Custom Actions
Custom actions let you trigger business logic from a grid. They appear as toolbar buttons (above the grid) or as row-level actions (next to each record).


Add an action
On the Action Details step of the wizard:
- Click New Action.
- Fill in the action attributes (see below).
- Click Save on the action dialog.
- Repeat to add more actions.
- Click Save & Next.
Action attributes
| Attribute | Description |
|---|---|
| Label | What the user sees on the button. |
| Icon | A Lightning Design System icon name (for example, utility:refresh). |
| Description | Tooltip shown on hover. |
| Location | Top (toolbar) or Row (per-row action menu). |
| Type | Flow, Apex, or URL. |
| Target | The Flow API name, the Apex class name, or the URL template (depending on Type). |
| Variant | Button styling — brand, neutral, destructive, etc. |
Flow actions
Use a Flow action to run a Screen Flow from the grid.
- Target: the API name of the Flow (for example,
Update_Opportunity_Stage). - When placed at Row level, the current row's record ID is passed to the Flow automatically as a
recordIdvariable. - When placed at Top level with multi-select enabled, the selected record IDs are passed as a collection (
recordIds).

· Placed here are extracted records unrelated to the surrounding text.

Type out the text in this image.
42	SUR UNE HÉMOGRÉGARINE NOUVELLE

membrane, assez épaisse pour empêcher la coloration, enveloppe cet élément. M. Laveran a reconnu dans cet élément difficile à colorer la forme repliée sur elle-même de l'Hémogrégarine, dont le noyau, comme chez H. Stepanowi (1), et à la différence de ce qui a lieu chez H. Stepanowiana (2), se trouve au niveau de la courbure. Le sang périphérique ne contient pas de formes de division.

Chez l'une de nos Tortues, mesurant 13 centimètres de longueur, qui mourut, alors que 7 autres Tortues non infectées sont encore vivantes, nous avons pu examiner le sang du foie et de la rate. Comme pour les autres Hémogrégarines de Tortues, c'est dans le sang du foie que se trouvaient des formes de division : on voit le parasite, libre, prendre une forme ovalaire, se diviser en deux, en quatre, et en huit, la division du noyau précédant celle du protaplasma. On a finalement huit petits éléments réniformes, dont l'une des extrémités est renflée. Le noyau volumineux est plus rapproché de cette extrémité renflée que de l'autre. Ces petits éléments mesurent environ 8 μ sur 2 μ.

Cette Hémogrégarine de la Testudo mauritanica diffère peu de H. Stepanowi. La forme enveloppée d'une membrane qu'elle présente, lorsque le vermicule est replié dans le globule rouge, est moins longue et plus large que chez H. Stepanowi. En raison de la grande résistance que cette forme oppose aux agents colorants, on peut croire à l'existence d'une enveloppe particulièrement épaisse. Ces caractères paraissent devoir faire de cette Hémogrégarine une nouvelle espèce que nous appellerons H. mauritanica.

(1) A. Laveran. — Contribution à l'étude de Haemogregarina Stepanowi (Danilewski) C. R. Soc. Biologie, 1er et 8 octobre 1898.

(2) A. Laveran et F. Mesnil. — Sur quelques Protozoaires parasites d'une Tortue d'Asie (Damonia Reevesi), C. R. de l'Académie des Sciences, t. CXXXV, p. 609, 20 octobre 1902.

Add an input variable of that name to your Flow to receive it. - The Flow runs in a modal. When the Flow finishes, the grid refreshes.
Example: a Flow action that asks a sales rep to pick a new stage and updates the selected opportunities.
Apex actions
Use an Apex action for logic that does not need a screen — for example, a bulk status change, a callout, or a custom validation.
Step 1: Write the Apex class
Create a class implementing GridApexActionInterface:
global class CloseOpportunitiesAsWon implements GridApexActionInterface {
global Object execute(sObject[] records) {
List<Opportunity> opps = (List<Opportunity>) records;
for (Opportunity o : opps) {
o.StageName = 'Closed Won';
o.CloseDate = Date.today();
}
update opps;
return opps.size() + ' opportunities closed.';
}
}
Requirements:
- The class must be
global(so it can be invoked from a managed/unmanaged boundary). - It must implement
GridApexActionInterfaceand provide anexecutemethod that acceptssObject[]. - The string returned from
executeis shown to the user as a success toast. Returnnullto skip the toast. - Respect FLS/CRUD and use
WITH USER_MODEif appropriate — the grid itself already runs queries in user mode.
Step 2: Register the action in the grid
- Type:
Apex - Target: the Apex class name (for example,
CloseOpportunitiesAsWon) - Location:
Top(for bulk) orRow(for a single record)
When the user invokes the action, the grid passes the relevant record(s) to execute, shows a spinner, and refreshes when the method returns.
URL actions
Use a URL action to navigate somewhere — another record, a dashboard, an external tool.
- Target: the URL template. You can reference fields from the current row using
{FieldApiName}placeholders. - Examples:
/lightning/r/Account/{AccountId}/view— open the parent Account record.https://example.com/reports?email={Email}— open an external page with row context.
- Place URL actions on Row to make them per-record, or Top for a general-purpose link.
Row actions vs. toolbar actions
- Toolbar (Top) actions are good for actions that apply to selected or all records: bulk stage changes, "Email selected", "Refresh data from source".
- Row actions are good for actions tied to a single record: "Open in external system", "Run credit check for this account".
Recommendations
- Keep a grid to a handful of actions — more than five or six becomes hard to scan.
- Use clear, verb-first labels ("Send Reminder", "Mark Paid") instead of nouns.
- Prefer Flow for anything interactive, Apex for silent bulk operations, URL for simple navigation.